I’m just trying to remember other things in RAW that might lend themselves to the feel you’re going for. I know if you can’t staff all the unit spots in a fort, it becomes easier for enemies to assault it (unstaffed locations add to the number of units the assaulters get to fight with). In this way, a series of small forts could be staffed to capacity at strategic locations while forts deeper in secured territory would be understaffed (should a need arise), relying on the border forts to disrupt the supply chain of any armies attempting to march past them into the undefended/under defended inner forts.

Agreed that the incentives need to be balanced, but I think the vulnerability of a small outpost is likely to be sufficient to balance its improved effectiveness at securing territory. If you decide to use standard wooden buildings (1500gp each) as outposts, then, sure, you could control the equivalent of a hex by building 20 of them (30kgp total), but your garrison would be scattered and a passing giant could kick them over one by one while you’re still trying to gather your forces to provide an effective defense.

The unit staffing limits in D@W are completely meaningless on the scale we’re operating at. The smallest structure there can hold 1 unit - 120 infantry or 60 cavalry - while we’re dealing with a domain that can currently field nineteen men (48 if they call up all available militia) and is facing individual orc warbands (around 40 orcs average, including leaders), troll gangs (8 trolls maximum), etc. A single D@W unit is more troops than have been seen total, if you add up every battle that has taken place over the seventeen sessions we’ve played in ACKS.

(And that’s even without taking into account the players’ decision to build the stronghold as mainly just a wall (100 sections of palisade which, per D@W can garrison a unit each) encircling the site of their urban settlement, rather than a “castle”. If there were a hostile army of 12,000 men nearby, then, yeah, the whole army could attack at once and they’d be utterly screwed. But, then, if there were a single hostile unit of 120 men nearby, it would be just as bad for them.)

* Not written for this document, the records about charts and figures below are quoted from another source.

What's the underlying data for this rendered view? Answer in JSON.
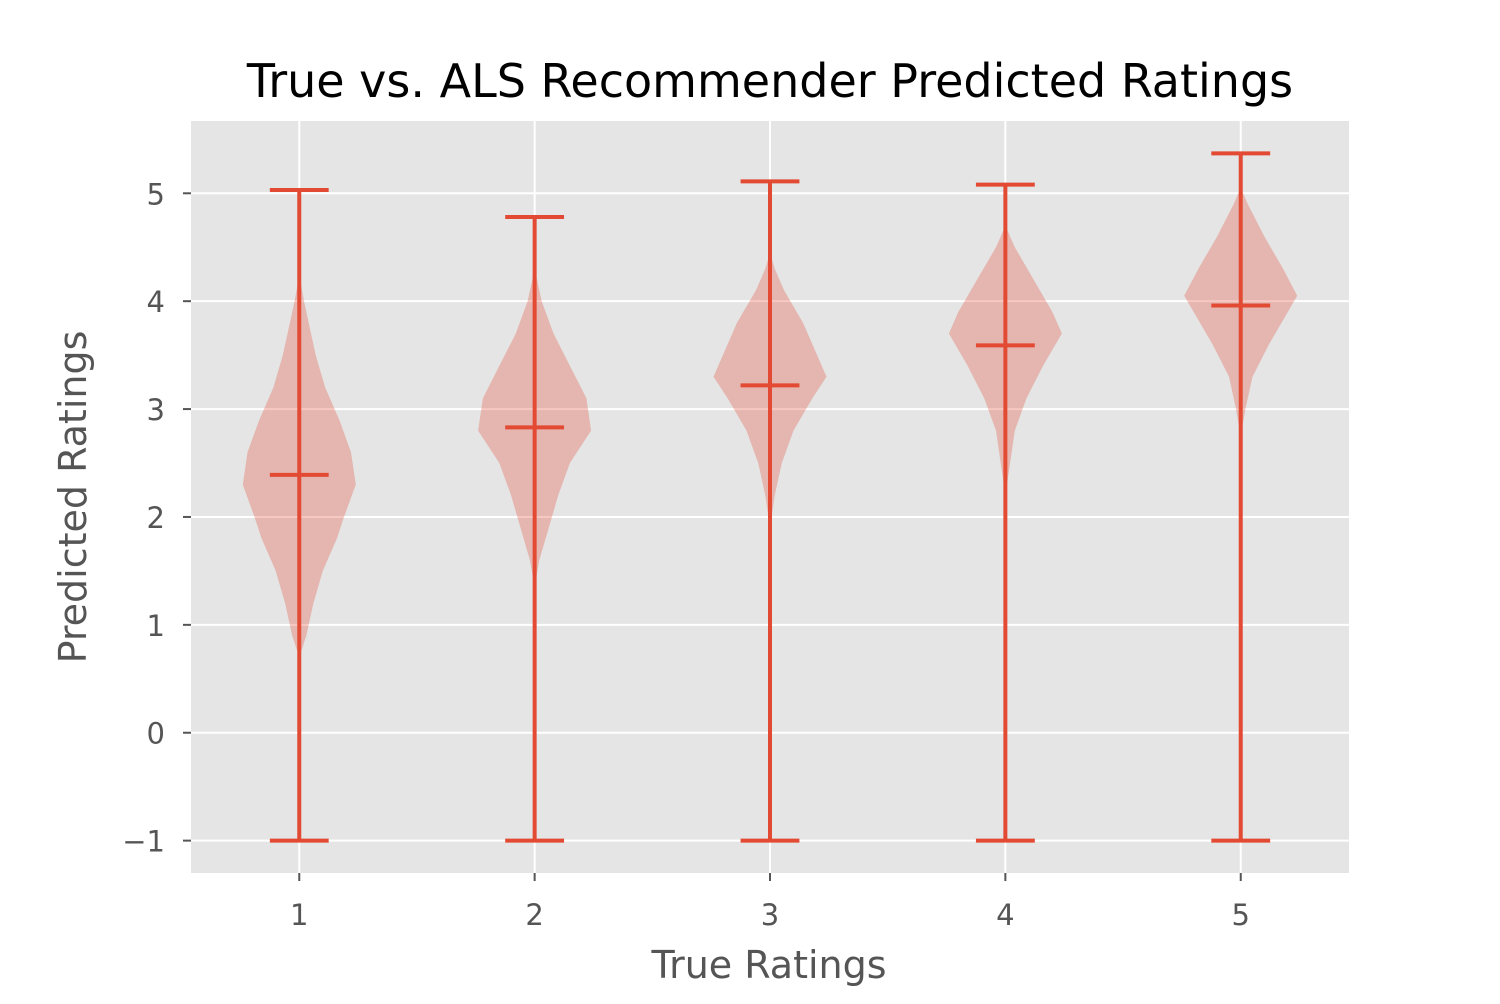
{
  "chart_data": {
    "type": "violin",
    "title": "True vs. ALS Recommender Predicted Ratings",
    "xlabel": "True Ratings",
    "ylabel": "Predicted Ratings",
    "xlim": [
      0.54,
      5.46
    ],
    "ylim": [
      -1.3,
      5.67
    ],
    "x_ticks": [
      1,
      2,
      3,
      4,
      5
    ],
    "x_tick_labels": [
      "1",
      "2",
      "3",
      "4",
      "5"
    ],
    "y_ticks": [
      -1,
      0,
      1,
      2,
      3,
      4,
      5
    ],
    "y_tick_labels": [
      "−1",
      "0",
      "1",
      "2",
      "3",
      "4",
      "5"
    ],
    "grid": true,
    "style": "ggplot",
    "colors": {
      "plot_background": "#e5e5e5",
      "grid": "#ffffff",
      "violin_body": "#e24a33",
      "violin_body_alpha": 0.3,
      "violin_lines": "#e24a33",
      "text": "#555555",
      "title": "#000000"
    },
    "violins": [
      {
        "category": 1,
        "min": -1.0,
        "max": 5.03,
        "mean": 2.39,
        "body_range": [
          0.7,
          4.25
        ],
        "profile": [
          [
            0.7,
            0.0
          ],
          [
            0.9,
            0.03
          ],
          [
            1.2,
            0.06
          ],
          [
            1.5,
            0.1
          ],
          [
            1.8,
            0.16
          ],
          [
            2.0,
            0.19
          ],
          [
            2.3,
            0.24
          ],
          [
            2.6,
            0.22
          ],
          [
            2.9,
            0.17
          ],
          [
            3.2,
            0.11
          ],
          [
            3.5,
            0.07
          ],
          [
            3.8,
            0.04
          ],
          [
            4.0,
            0.02
          ],
          [
            4.25,
            0.0
          ]
        ]
      },
      {
        "category": 2,
        "min": -1.0,
        "max": 4.78,
        "mean": 2.83,
        "body_range": [
          1.35,
          4.35
        ],
        "profile": [
          [
            1.35,
            0.0
          ],
          [
            1.6,
            0.02
          ],
          [
            1.9,
            0.06
          ],
          [
            2.2,
            0.1
          ],
          [
            2.5,
            0.15
          ],
          [
            2.8,
            0.24
          ],
          [
            3.1,
            0.22
          ],
          [
            3.4,
            0.15
          ],
          [
            3.7,
            0.08
          ],
          [
            4.0,
            0.03
          ],
          [
            4.2,
            0.01
          ],
          [
            4.35,
            0.0
          ]
        ]
      },
      {
        "category": 3,
        "min": -1.0,
        "max": 5.11,
        "mean": 3.22,
        "body_range": [
          1.9,
          4.45
        ],
        "profile": [
          [
            1.9,
            0.0
          ],
          [
            2.2,
            0.02
          ],
          [
            2.5,
            0.05
          ],
          [
            2.8,
            0.1
          ],
          [
            3.1,
            0.18
          ],
          [
            3.3,
            0.24
          ],
          [
            3.5,
            0.2
          ],
          [
            3.8,
            0.14
          ],
          [
            4.1,
            0.06
          ],
          [
            4.3,
            0.02
          ],
          [
            4.45,
            0.0
          ]
        ]
      },
      {
        "category": 4,
        "min": -1.0,
        "max": 5.08,
        "mean": 3.59,
        "body_range": [
          2.2,
          4.7
        ],
        "profile": [
          [
            2.2,
            0.0
          ],
          [
            2.5,
            0.02
          ],
          [
            2.8,
            0.04
          ],
          [
            3.1,
            0.09
          ],
          [
            3.4,
            0.16
          ],
          [
            3.7,
            0.24
          ],
          [
            3.9,
            0.2
          ],
          [
            4.2,
            0.12
          ],
          [
            4.5,
            0.04
          ],
          [
            4.7,
            0.0
          ]
        ]
      },
      {
        "category": 5,
        "min": -1.0,
        "max": 5.37,
        "mean": 3.96,
        "body_range": [
          2.75,
          5.05
        ],
        "profile": [
          [
            2.75,
            0.0
          ],
          [
            3.0,
            0.02
          ],
          [
            3.3,
            0.05
          ],
          [
            3.6,
            0.12
          ],
          [
            3.9,
            0.2
          ],
          [
            4.05,
            0.24
          ],
          [
            4.3,
            0.18
          ],
          [
            4.6,
            0.1
          ],
          [
            4.9,
            0.03
          ],
          [
            5.05,
            0.0
          ]
        ]
      }
    ]
  }
}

I believe there are rules for shrinking the scale from 120/60/20 to 30/15/5, which is still too small for your case. Still, it would make small structures that hold 1 unit at the 120 scale relevant if they have 4 slots at the 30 scale.

You could even extrapolate from there, the next smallest being something like 12/6/2 or thereabouts. Assume that a building with half the GP value of a structure that can hold 120 would hold half a unit and so forth until you have a structure that can be garrisoned by 2-3 units at your scale, such that staffing it with only 1 unit would put it at risk of getting overwhelmed by a force that was only slightly larger.

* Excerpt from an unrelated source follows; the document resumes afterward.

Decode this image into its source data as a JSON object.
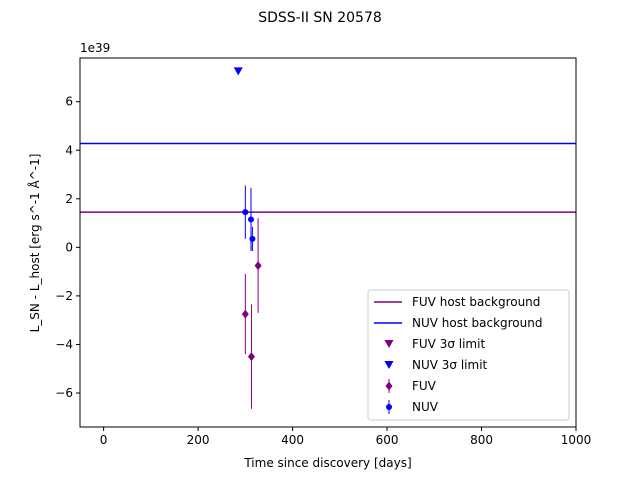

Overall though it sounds like your goals are not going to be served by adapting the existing rules by “zooming in”, so you might consider breaking away from the ACKs domain framework.

For a while in my group, they had a pack of about 19 mercenaries, but ultimately they decided not to bother with them once it became possible to get higher level henchmen, and they never did anything approaching domain level play with them.

Given that we’re talking here about a domain which falls squarely within the “typical barony” figures from the D@W:C “Vassal Troops by Realm Size” table (p.18)[1], it seems like the ACKS domain framework should support a domain of that size.

The only assumption I can see in ACKS that we’re violating is that the domain is in a remote, isolated location (two weeks by ship to the nearest larger market) instead of being able to hire large quantities of manpower or purchase large quantities of equipment at will.

[1] We have 1 domain, 147 families (albeit with about 2/3 of those families in an urban settlement rather than the domain proper), 30kgp stronghold (just enough to secure one hex), and a 19-man garrison being paid ~250gp/month; the table lists 1 domain, 120-200 families, 320gp garrison, and a standing army of 12-20 men.